Newhall Pen Works is a Grade II listed building in the Birmingham local planning authority area, England. First listed on 9 June 2004. Factory. 6 related planning applications.
Newhall Pen Works
- WRENN ID
- solemn-outpost-juniper
- Grade
- II
- Local Planning Authority
- Birmingham
- Country
- England
- Date first listed
- 9 June 2004
- Type
- Factory
- Source
- Historic England listing
Description
997/0/10427 MOLAND STREET 09-JUN-04 Bagot Street Newhall Pen Works
II Factory. 1907. Mansell & Mansell. Red Flemish bond brick with ashlar dressings. Three stories with a semi-basement. The central rectangular courtyard was divided by a central range at basement and ground floor level which housed the boilers.

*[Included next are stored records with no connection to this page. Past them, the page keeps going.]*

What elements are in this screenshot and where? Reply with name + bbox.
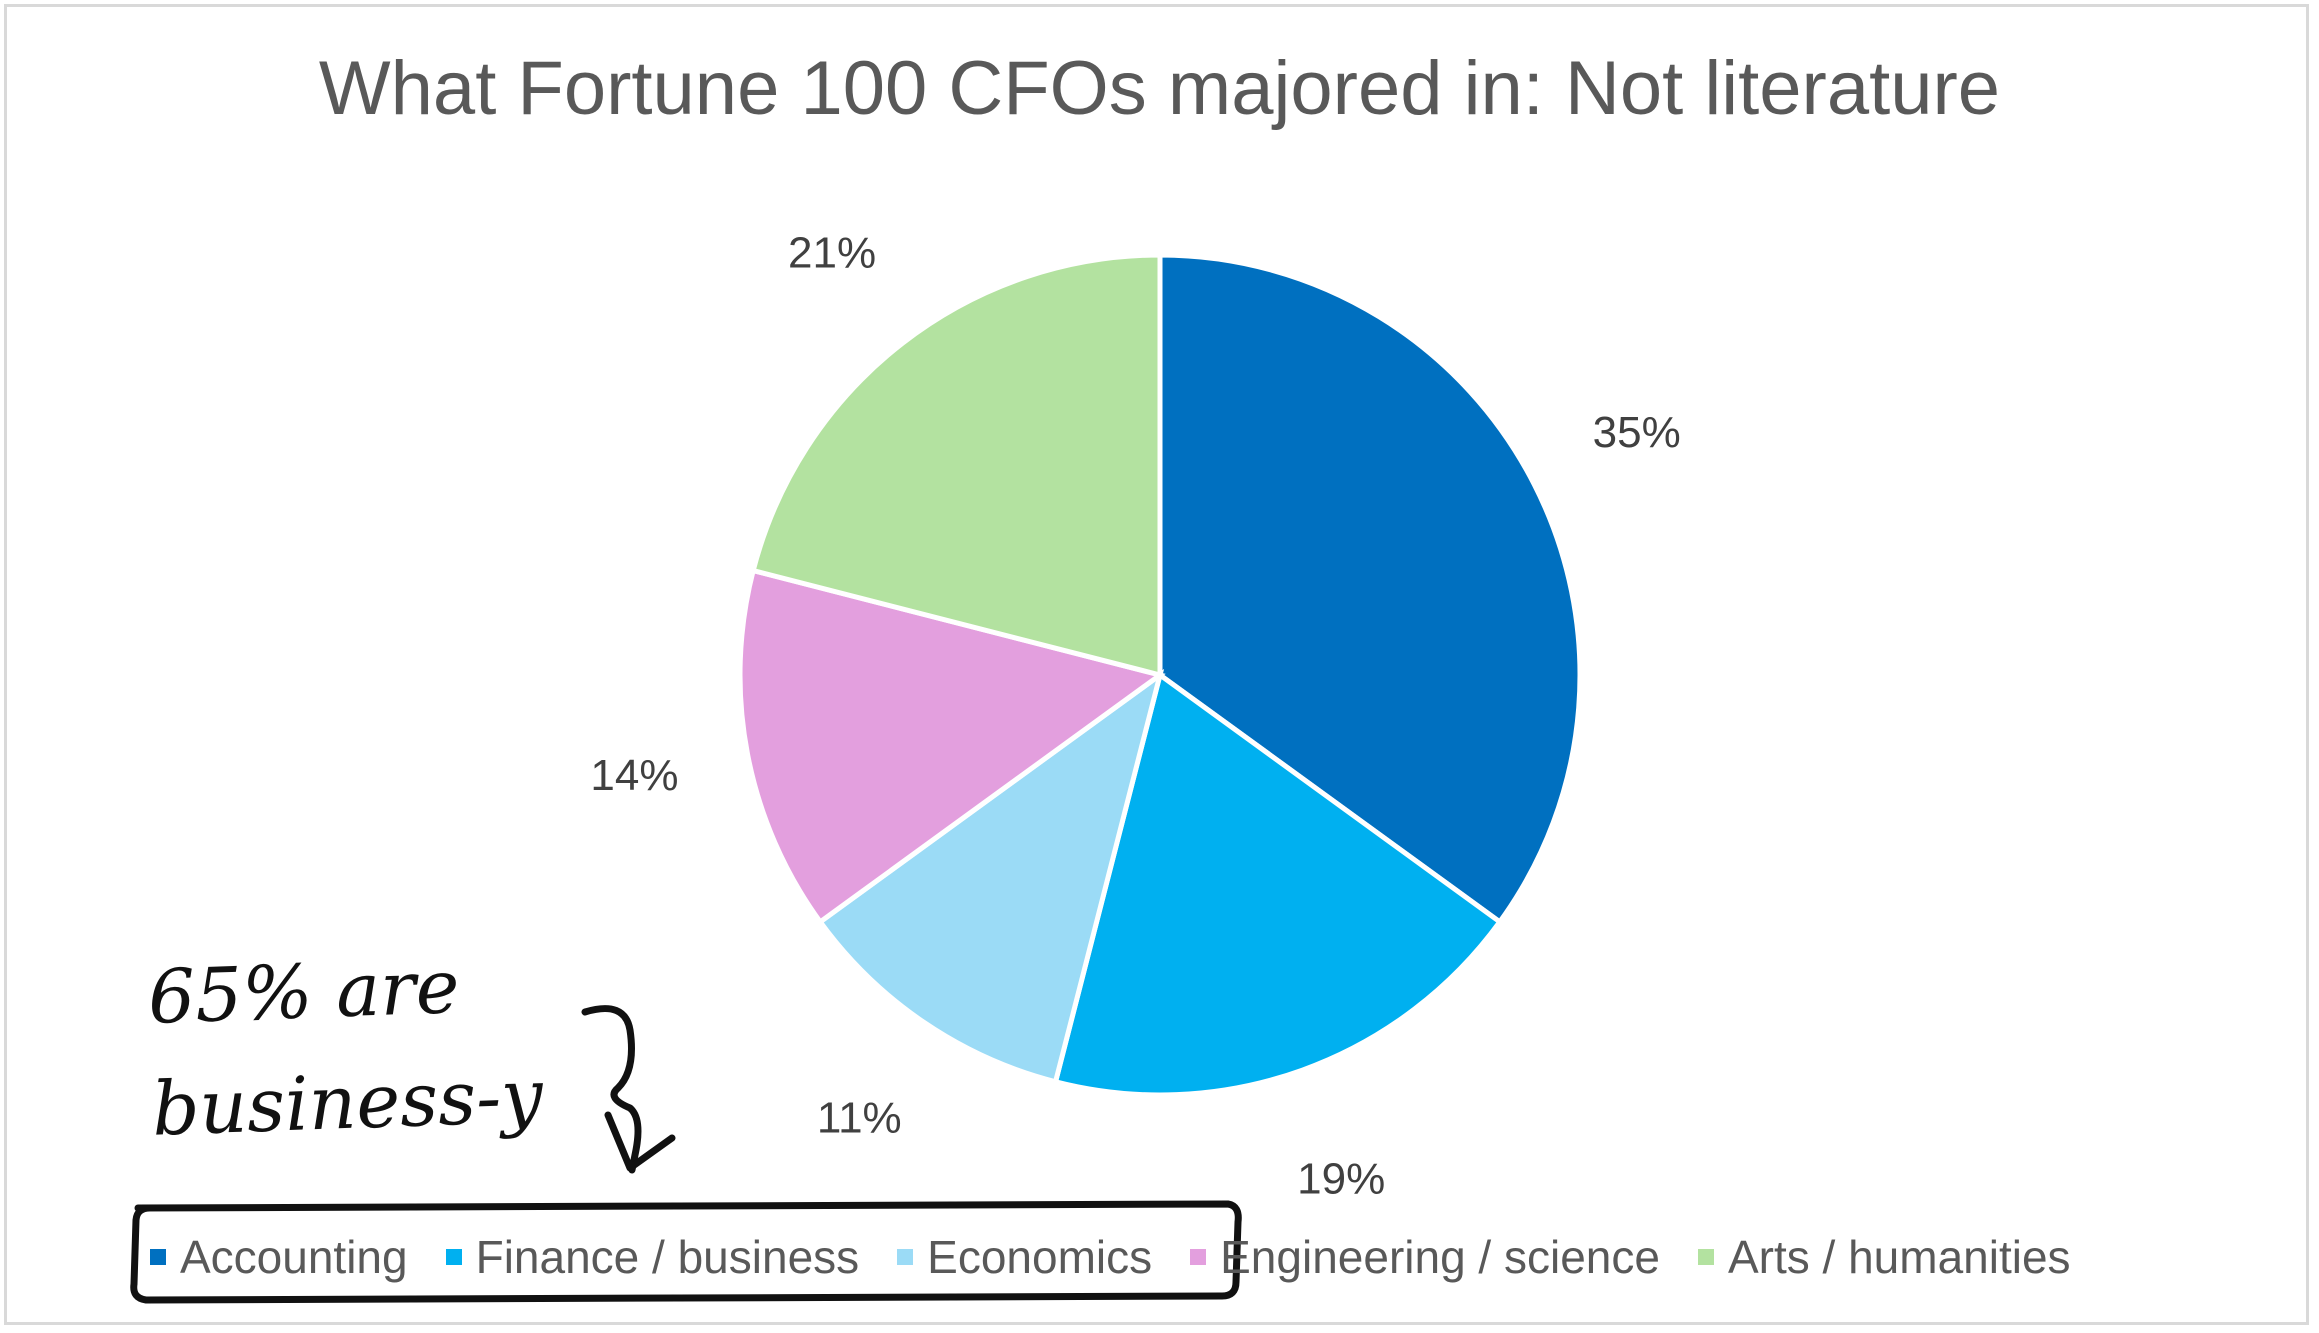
legend-item: Arts / humanities: [1697, 1230, 2071, 1284]
legend-label: Engineering / science: [1220, 1231, 1660, 1283]
legend-highlight-box: [130, 1200, 1242, 1304]
legend-item: Finance / business: [445, 1230, 860, 1284]
data-label: 14%: [590, 751, 678, 800]
legend-item: Engineering / science: [1190, 1230, 1660, 1284]
pie-slice-accounting: [1157, 252, 1583, 926]
data-label: 21%: [788, 228, 876, 277]
data-label: 19%: [1297, 1154, 1385, 1203]
data-label: 11%: [817, 1093, 902, 1142]
pie-data-labels: 35% 19% 11% 14% 21%: [590, 228, 1680, 1203]
legend-label: Finance / business: [475, 1231, 860, 1283]
pie-slice-economics: [816, 668, 1165, 1085]
pie-slice-arts-humanities: [750, 252, 1163, 679]
chart-title: What Fortune 100 CFOs majored in: Not li…: [318, 46, 2001, 131]
legend-swatch: [897, 1249, 914, 1265]
annotation-marks: [130, 1005, 1242, 1304]
legend-label: Arts / humanities: [1727, 1231, 2071, 1283]
annotation-line-1: 65% are: [146, 944, 461, 1041]
legend-swatch: [150, 1249, 166, 1265]
legend-swatch: [1697, 1249, 1714, 1265]
chart-legend: Accounting Finance / business Economics Eng…: [150, 1222, 2109, 1292]
annotation-arrowhead-icon: [604, 1111, 676, 1172]
legend-swatch: [445, 1249, 462, 1265]
legend-label: Accounting: [180, 1231, 408, 1283]
legend-item: Accounting: [150, 1230, 408, 1284]
pie-slice-engineering-science: [737, 567, 1166, 926]
legend-label: Economics: [927, 1231, 1153, 1283]
handwritten-annotation: 65% are business-y: [146, 928, 545, 1166]
annotation-line-2: business-y: [150, 1053, 545, 1153]
legend-swatch: [1190, 1249, 1207, 1265]
pie-slices: [737, 252, 1583, 1098]
pie-slice-finance-business: [1052, 670, 1504, 1098]
data-label: 35%: [1593, 408, 1681, 457]
legend-item: Economics: [897, 1230, 1152, 1284]
annotation-arrow-icon: [581, 1005, 642, 1174]
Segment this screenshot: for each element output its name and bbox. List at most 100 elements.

The Moland Street front has 15 bays which are divided by pilaster bands. These pilasters, the splayed heads to the windows and the aprons below them, are of a different shade of brick to the darker walling behind. There is a flush band of ashlar above the basement level and the basement is suppressed at left but appears at right due to the slope of the land. Here there are paired windows with metal lights and stone cills to the right of the doorway. At centre is an ashlar door surround with Tuscan half-columns supporting brackets which connect to a semi-circular broken pediment at the centre of which is a rectangular fanlight. The arched doorway [blocked at the time of survey] has a keystone with mask. To either side are pilasters with ashlar panels at their tops which have outsized mutules to their lower edges. The parapet rises over the central 3 bays and the centre bay has a semi-circular pediment with central oculus with triple-keystone to either side of which are ornamental swags. The remaining bays all have, at ground floor level, a large arched window with alternating voussoirs and panels of brick to their heads. To the first floor are paired rectangular windows with splayed heads and a central keystone and aprons and at second floor level are similar, plainer windows. There is a rich dentilled cornice to the top of the wall with a low parapet above that. The far right hand bay is in the form of a canted bay. The Bagot Street façade is similar save that the basement level is here [due to a fall in the land] evident as a full story with battered walling. The central doorway takes the form of a plain goods entrance. The far right hand bay to this front is a half-bay. Windows across the building are metal framed. The architect's drawings reveal that the factory was built with provision to add an extra floor above the Moland Street front.